BENGHAZI, LIBYA—Libyan rebels may be low on weapons needed to topple Moammar Gadhafi, but there is certainly no shortage of souvenirs available commemorating the revolution.

Roughly a dozen stands set up outside the courthouse in downtown Benghazi, the de facto capital of rebel-held eastern Libya, sell a dizzying array of hats, scarves, T-shirts, coffee mugs, pins, buttons, key chains, stickers, bracelets, car deodorizers, cassette tapes and CDs — all decked out in the red, black and green colours of the ubiquitous rebel flag.

The selection rivals what you would find at many souvenir shops outside professional sports games in the United States and provides a strange contrast to the fierce fighting occurring in other parts of Libya.

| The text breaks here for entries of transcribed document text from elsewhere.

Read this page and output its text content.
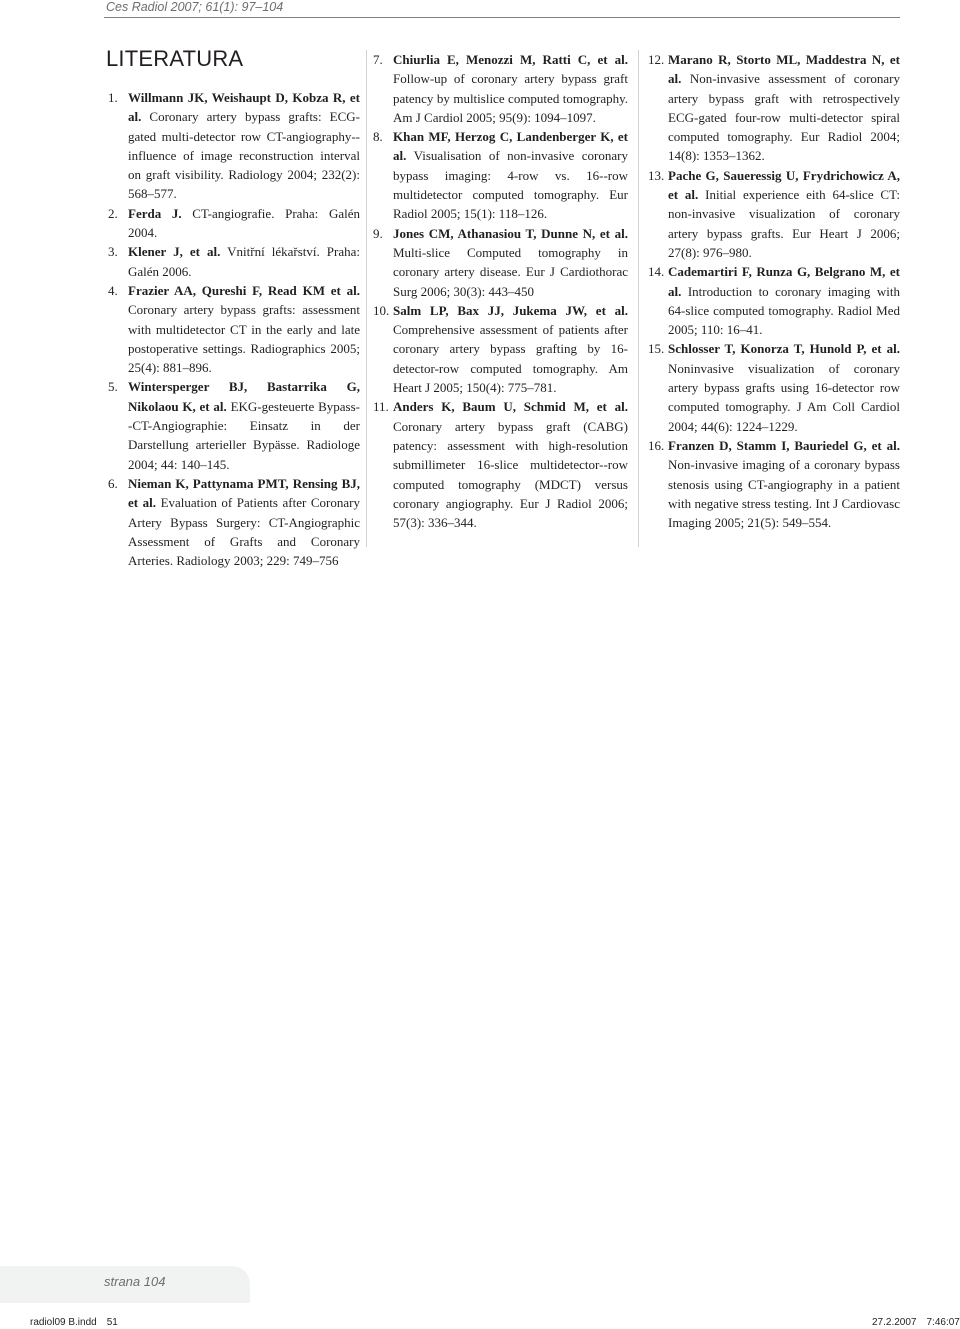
Ces Radiol 2007; 61(1): 97–104
LITERATURA

1. Willmann JK, Weishaupt D, Kobza R, et al. Coronary artery bypass grafts: ECG-gated multi-detector row CT-angiography--influence of image reconstruction interval on graft visibility. Radiology 2004; 232(2): 568–577.

2. Ferda J. CT-angiografie. Praha: Galén 2004.

3. Klener J, et al. Vnitřní lékařství. Praha: Galén 2006.

4. Frazier AA, Qureshi F, Read KM et al. Coronary artery bypass grafts: assessment with multidetector CT in the early and late postoperative settings. Radiographics 2005; 25(4): 881–896.

5. Wintersperger BJ, Bastarrika G, Nikolaou K, et al. EKG-gesteuerte Bypass--CT-Angiographie: Einsatz in der Darstellung arterieller Bypässe. Radiologe 2004; 44: 140–145.

6. Nieman K, Pattynama PMT, Rensing BJ, et al. Evaluation of Patients after Coronary Artery Bypass Surgery: CT-Angiographic Assessment of Grafts and Coronary Arteries. Radiology 2003; 229: 749–756

7. Chiurlia E, Menozzi M, Ratti C, et al. Follow-up of coronary artery bypass graft patency by multislice computed tomography. Am J Cardiol 2005; 95(9): 1094–1097.

8. Khan MF, Herzog C, Landenberger K, et al. Visualisation of non-invasive coronary bypass imaging: 4-row vs. 16--row multidetector computed tomography. Eur Radiol 2005; 15(1): 118–126.

9. Jones CM, Athanasiou T, Dunne N, et al. Multi-slice Computed tomography in coronary artery disease. Eur J Cardiothorac Surg 2006; 30(3): 443–450

10. Salm LP, Bax JJ, Jukema JW, et al. Comprehensive assessment of patients after coronary artery bypass grafting by 16-detector-row computed tomography. Am Heart J 2005; 150(4): 775–781.

11. Anders K, Baum U, Schmid M, et al. Coronary artery bypass graft (CABG) patency: assessment with high-resolution submillimeter 16-slice multidetector--row computed tomography (MDCT) versus coronary angiography. Eur J Radiol 2006; 57(3): 336–344.

12. Marano R, Storto ML, Maddestra N, et al. Non-invasive assessment of coronary artery bypass graft with retrospectively ECG-gated four-row multi-detector spiral computed tomography. Eur Radiol 2004; 14(8): 1353–1362.

13. Pache G, Saueressig U, Frydrichowicz A, et al. Initial experience eith 64-slice CT: non-invasive visualization of coronary artery bypass grafts. Eur Heart J 2006; 27(8): 976–980.

14. Cademartiri F, Runza G, Belgrano M, et al. Introduction to coronary imaging with 64-slice computed tomography. Radiol Med 2005; 110: 16–41.

15. Schlosser T, Konorza T, Hunold P, et al. Noninvasive visualization of coronary artery bypass grafts using 16-detector row computed tomography. J Am Coll Cardiol 2004; 44(6): 1224–1229.

16. Franzen D, Stamm I, Bauriedel G, et al. Non-invasive imaging of a coronary bypass stenosis using CT-angiography in a patient with negative stress testing. Int J Cardiovasc Imaging 2005; 21(5): 549–554.

strana 104
radiol09 B.indd 51	27.2.2007 7:46:07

“I’m looking for something I can attach to my clothes to show the people that I’m with the rebels,” said Omar Suleiman, a 53-year-old doctor who was also browsing for a hat or a flag for his three kids.

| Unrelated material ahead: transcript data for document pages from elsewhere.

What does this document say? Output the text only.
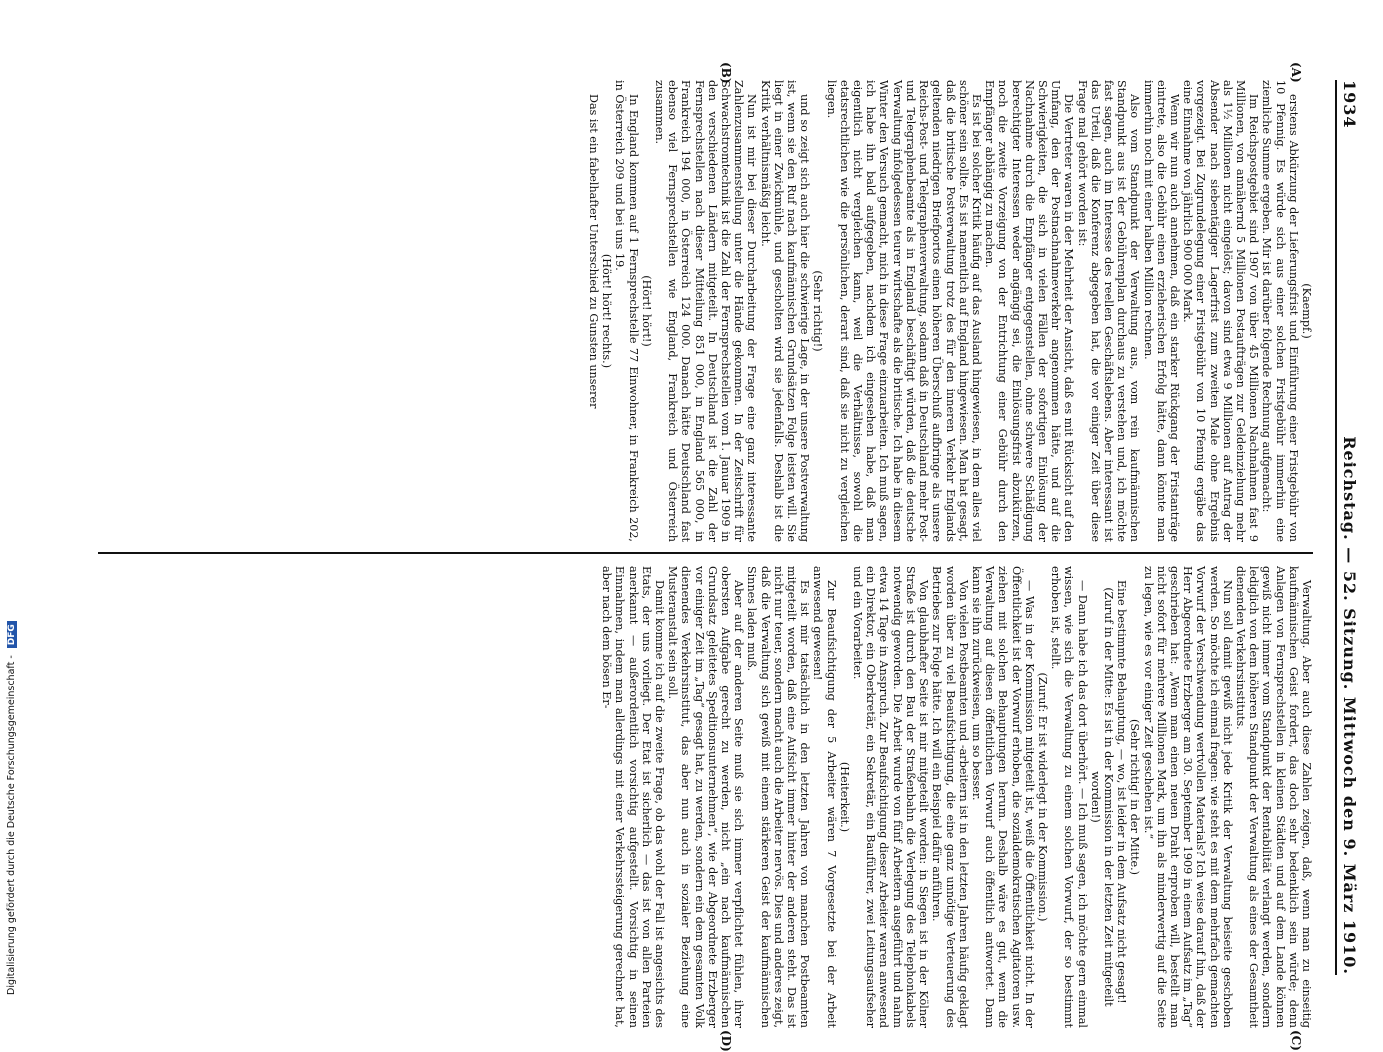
1934
Reichstag. — 52. Sitzung. Mittwoch den 9. März 1910.

(Kaempf.)

erstens Abkürzung der Lieferungsfrist und Einführung einer Fristgebühr von 10 Pfennig. Es würde sich aus einer solchen Fristgebühr immerhin eine ziemliche Summe ergeben. Mir ist darüber folgende Rechnung aufgemacht:

Im Reichspostgebiet sind 1907 von über 45 Millionen Nachnahmen fast 9 Millionen, von annähernd 5 Millionen Postaufträgen zur Geldeinziehung mehr als 1½ Millionen nicht eingelöst; davon sind etwa 9 Millionen auf Antrag der Absender nach siebentägiger Lagerfrist zum zweiten Male ohne Ergebnis vorgezeigt. Bei Zugrundelegung einer Fristgebühr von 10 Pfennig ergäbe das eine Einnahme von jährlich 900 000 Mark.

Wenn wir nun auch annehmen, daß ein starker Rückgang der Fristanträge eintrete, also die Gebühr einen erzieherischen Erfolg hätte, dann könnte man immerhin noch mit einer halben Million rechnen.

Also vom Standpunkt der Verwaltung aus, vom rein kaufmännischen Standpunkt aus ist der Gebührenplan durchaus zu verstehen und, ich möchte fast sagen, auch im Interesse des reellen Geschäftslebens. Aber interessant ist das Urteil, daß die Konferenz abgegeben hat, die vor einiger Zeit über diese Frage mal gehört worden ist:

Die Vertreter waren in der Mehrheit der Ansicht, daß es mit Rücksicht auf den Umfang, den der Postnachnahmeverkehr angenommen hätte, und auf die Schwierigkeiten, die sich in vielen Fällen der sofortigen Einlösung der Nachnahme durch die Empfänger entgegenstellen, ohne schwere Schädigung berechtigter Interessen weder angängig sei, die Einlösungsfrist abzukürzen, noch die zweite Vorzeigung von der Entrichtung einer Gebühr durch den Empfänger abhängig zu machen.

Es ist bei solcher Kritik häufig auf das Ausland hingewiesen, in dem alles viel schöner sein sollte. Es ist namentlich auf England hingewiesen. Man hat gesagt, daß die britische Postverwaltung trotz des für den inneren Verkehr Englands geltenden niedrigen Briefportos einen höheren Überschuß aufbringe als unsere Reichs-Post- und Telegraphenverwaltung, sodann daß in Deutschland mehr Post- und Telegraphenbeamte als in England beschäftigt würden, daß die deutsche Verwaltung infolgedessen teurer wirtschafte als die britische. Ich habe in diesem Winter den Versuch gemacht, mich in diese Frage einzuarbeiten. Ich muß sagen, ich habe ihn bald aufgegeben, nachdem ich eingesehen habe, daß man eigentlich nicht vergleichen kann, weil die Verhältnisse, sowohl die etatsrechtlichen wie die persönlichen, derart sind, daß sie nicht zu vergleichen liegen.

(Sehr richtig!)

und so zeigt sich auch hier die schwierige Lage, in der unsere Postverwaltung ist, wenn sie den Ruf nach kaufmännischen Grundsätzen Folge leisten will. Sie liegt in einer Zwickmühle, und gescholten wird sie jedenfalls. Deshalb ist die Kritik verhältnismäßig leicht.

Nun ist mir bei dieser Durcharbeitung der Frage eine ganz interessante Zahlenzusammenstellung unter die Hände gekommen. In der Zeitschrift für Schwachstromtechnik ist die Zahl der Fernsprechstellen vom 1. Januar 1909 in den verschiedenen Ländern mitgeteilt. In Deutschland ist die Zahl der Fernsprechstellen nach dieser Mitteilung 851 000, in England 565 000, in Frankreich 194 000, in Österreich 124 000. Danach hätte Deutschland fast ebenso viel Fernsprechstellen wie England, Frankreich und Österreich zusammen.

(Hört! hört!)

In England kommen auf 1 Fernsprechstelle 77 Einwohner, in Frankreich 202, in Österreich 209 und bei uns 19.

(Hört! hört! rechts.)

Das ist ein fabelhafter Unterschied zu Gunsten unserer

Verwaltung. Aber auch diese Zahlen zeigen, daß, wenn man zu einseitig kaufmännischen Geist fordert, das doch sehr bedenklich sein würde; denn Anlagen von Fernsprechstellen in kleinen Städten und auf dem Lande können gewiß nicht immer vom Standpunkt der Rentabilität verlangt werden, sondern lediglich von dem höheren Standpunkt der Verwaltung als eines der Gesamtheit dienenden Verkehrsinstituts.

Nun soll damit gewiß nicht jede Kritik der Verwaltung beiseite geschoben werden. So möchte ich einmal fragen: wie steht es mit dem mehrfach gemachten Vorwurf der Verschwendung wertvollen Materials? Ich weise darauf hin, daß der Herr Abgeordnete Erzberger am 30. September 1909 in einem Aufsatz im „Tag“ geschrieben hat: „Wenn man einen neuen Draht erproben will, bestellt man nicht sofort für mehrere Millionen Mark, um ihn als minderwertig auf die Seite zu legen, wie es vor einiger Zeit geschehen ist.“

(Sehr richtig! in der Mitte.)

Eine bestimmte Behauptung, — wo, ist leider in dem Aufsatz nicht gesagt!

(Zuruf in der Mitte: Es ist in der Kommission in der letzten Zeit mitgeteilt worden!)

— Dann habe ich das dort überhört. — Ich muß sagen, ich möchte gern einmal wissen, wie sich die Verwaltung zu einem solchen Vorwurf, der so bestimmt erhoben ist, stellt.

(Zuruf: Er ist widerlegt in der Kommission.)

— Was in der Kommission mitgeteilt ist, weiß die Öffentlichkeit nicht. In der Öffentlichkeit ist der Vorwurf erhoben, die sozialdemokratischen Agitatoren usw. ziehen mit solchen Behauptungen herum. Deshalb wäre es gut, wenn die Verwaltung auf diesen öffentlichen Vorwurf auch öffentlich antwortet. Dann kann sie ihn zurückweisen, um so besser.

Von vielen Postbeamten und -arbeitern ist in den letzten Jahren häufig geklagt worden über zu viel Beaufsichtigung, die eine ganz unnötige Verteuerung des Betriebes zur Folge hätte. Ich will ein Beispiel dafür anführen.

Von glaubhafter Seite ist mir mitgeteilt worden: in Siegen ist in der Kölner Straße ist durch den Bau der Straßenbahn die Verlegung des Telephonkabels notwendig geworden. Die Arbeit wurde von fünf Arbeitern ausgeführt und nahm etwa 14 Tage in Anspruch. Zur Beaufsichtigung dieser Arbeiter waren anwesend ein Direktor, ein Oberkretär, ein Sekretär, ein Bauführer, zwei Leitungsaufseher und ein Vorarbeiter.

(Heiterkeit.)

Zur Beaufsichtigung der 5 Arbeiter wären 7 Vorgesetzte bei der Arbeit anwesend gewesen!

Es ist mir tatsächlich in den letzten Jahren von manchen Postbeamten mitgeteilt worden, daß eine Aufsicht immer hinter der anderen steht. Das ist nicht nur teuer, sondern macht auch die Arbeiter nervös. Dies und anderes zeigt, daß die Verwaltung sich gewiß mit einem stärkeren Geist der kaufmännischen Sinnes laden muß.

Aber auf der anderen Seite muß sie sich immer verpflichtet fühlen, ihrer obersten Aufgabe gerecht zu werden, nicht „ein nach kaufmännischen Grundsatz geleitetes Speditionsunternehmen“, wie der Abgeordnete Erzberger vor einiger Zeit im „Tag“ gesagt hat, zu werden, sondern ein dem gesamten Volk dienendes Verkehrsinstitut, das aber nun auch in sozialer Beziehung eine Musteranstalt sein soll.

Damit komme ich auf die zweite Frage, ob das wohl der Fall ist angesichts des Etats, der uns vorliegt. Der Etat ist sicherlich — das ist von allen Parteien anerkannt — außerordentlich vorsichtig aufgestellt. Vorsichtig in seinen Einnahmen, indem man allerdings mit einer Verkehrssteigerung gerechnet hat, aber nach dem bösen Er-

(A)
(B)
(C)
(D)
Digitalisierung gefördert durch die Deutsche Forschungsgemeinschaft - DFG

The steady flow of customers to the stands near the courthouse and scattered elsewhere throughout the city is a testament to the revolutionary fervour that has swept eastern Libya, and also the power of capitalism.

Many of the men operating the souvenir tables said they set them up in early March, less than a month after the revolution started in mid-February.

“The people had a thirst to have something related to the revolution to show their quest for freedom,” said Abu Bilal, a 40-year-old Egyptian who lives in Benghazi and operates one of the stands near the courthouse.

Abu Bilal and other vendors said they source most of their goods from neighbouring Egypt. But some of them carry “Made in China” tags, a sensitive issue since China hasn’t been supportive of the international community’s attempt to help the rebels by enforcing a no-fly zone over Libya.

“I think only the labels were made in China,” said Abu Bilal defensively when asked about a large pile of rebel flag key chains he was selling.

But questions about the origin of the goods doesn’t seem to have hurt sales.

“We buy stuff so that Gadhafi will leave,” said Mohammed Fouzay, a 17-year-old student who was shopping with his father and two brothers. He picked up a small rebel flag and a large “Free Libya” sticker that he planned to stick on the family car’s license plate to cover up references to Gadhafi’s regime.

Vendors also sell stickers that locals place on Libyan one dinar notes to cover up Gadhafi’s picture with that of Omar Mukhtar, a Libyan hero who fought against Italian occupation in the early 1900s and was eventually hanged. His stern, white-bearded image adorns many of the souvenirs for sale, as does his famous motto: “We won’t give up. We win or die.”

Which fate will greet the rebels is still uncertain, but profits, at least, seem assured.